On May 18, a new plan called “Defense EU” began, which has the European Union directing joint defense spending between member states for the first time in history. The shift is happening when the military stockpiles of many EU members are being sent to Ukraine, leaving a big hole to fill for weapons manufacturers. The purpose is to coordinate, consolidate, and expand European military production with the implicit strategic goal of competing with and separating from the United States.

Socialism or barbarism

The war in Ukraine is the latest morbid symptom of capitalism’s death agony. At the same time, there is a glimmer of hope—the real possibility of class struggle and solidarity in a time of war, despair, and imperialist crisis. Militant workers need to understand that capitalism and imperialism offer nothing but destruction on the horizon. The ruling class in virtually every country, no matter its size or place on the map, is preparing for a new global conflict. Alliances in both the imperialist and the subordinated sectors are being reconfigured through military and economic contestations. The climate, economic, and social crises are hastening with every day.
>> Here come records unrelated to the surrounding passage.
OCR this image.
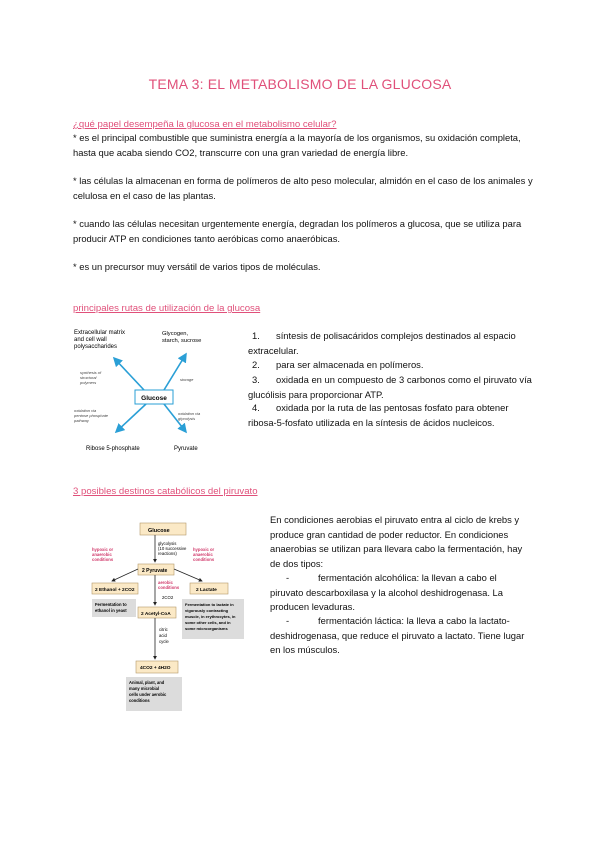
TEMA 3: EL METABOLISMO DE LA GLUCOSA
¿qué papel desempeña la glucosa en el metabolismo celular?
* es el principal combustible que suministra energía a la mayoría de los organismos, su oxidación completa, hasta que acaba siendo CO2, transcurre con una gran variedad de energía libre.
* las células la almacenan en forma de polímeros de alto peso molecular, almidón en el caso de los animales y celulosa en el caso de las plantas.
* cuando las células necesitan urgentemente energía, degradan los polímeros a glucosa, que se utiliza para producir ATP en condiciones tanto aeróbicas como anaeróbicas.
* es un precursor muy versátil de varios tipos de moléculas.
principales rutas de utilización de la glucosa
Glucose
Extracellular matrix
and cell wall
polysaccharides
Glycogen,
starch, sucrose
synthesis of
structural
polymers
storage
oxidation via
pentose phosphate
pathway
oxidation via
glycolysis
Ribose 5-phosphate	Pyruvate
1. síntesis de polisacáridos complejos destinados al espacio extracelular.
2. para ser almacenada en polímeros.
3. oxidada en un compuesto de 3 carbonos como el piruvato vía glucólisis para proporcionar ATP.
4. oxidada por la ruta de las pentosas fosfato para obtener ribosa-5-fosfato utilizada en la síntesis de ácidos nucleicos.
3 posibles destinos catabólicos del piruvato
Glucose
glycolysis
(10 successive
reactions)
2 Pyruvate
hypoxic or
anaerobic
conditions
hypoxic or
anaerobic
conditions
aerobic
conditions
2CO2
2 Ethanol + 2CO2	2 Lactate
Fermentation to
ethanol in yeast
Fermentation to lactate in
vigorously contracting
muscle, in erythrocytes, in
some other cells, and in
some microorganisms
2 Acetyl-CoA
citric
acid
cycle
4CO2 + 4H2O
Animal, plant, and
many microbial
cells under aerobic
conditions
En condiciones aerobias el piruvato entra al ciclo de krebs y produce gran cantidad de poder reductor. En condiciones anaerobias se utilizan para llevara cabo la fermentación, hay de dos tipos:
-	fermentación alcohólica: la llevan a cabo el piruvato descarboxilasa y la alcohol deshidrogenasa. La producen levaduras.
-	fermentación láctica: la lleva a cabo la lactato-deshidrogenasa, que reduce el piruvato a lactato. Tiene lugar en los músculos.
However, that is one side of the equation. The other side is that of the Ukrainian resistance, the Russian and Belarussian antiwar resisters, and the protesters in Kazakhstan fighting against Russian imperialism and domestic capitalists. The other side is that of the international working class and oppressed peoples in struggle against exploitation and oppression.

A victory—even a partial one—in the war against Russia’s invasion would be a major blow to imperialism everywhere. It would show the capacity of subordinated nations to win the struggle against so-called “stronger” powers. However, as long as Zelensky or other compradors remain in control of the country’s political and productive forces, the situation for working people will remain one of exploitation, and real self-determination will remain elusive. This is why we believe that full liberation from imperialist domination can only succeed by means of revolutionary action, led by the working class. Let’s actively support the struggle of the Ukrainian working people from the United States!

Photo: Ukrainian soldiers in the Donetsk region use NATO-supplied missile launchers.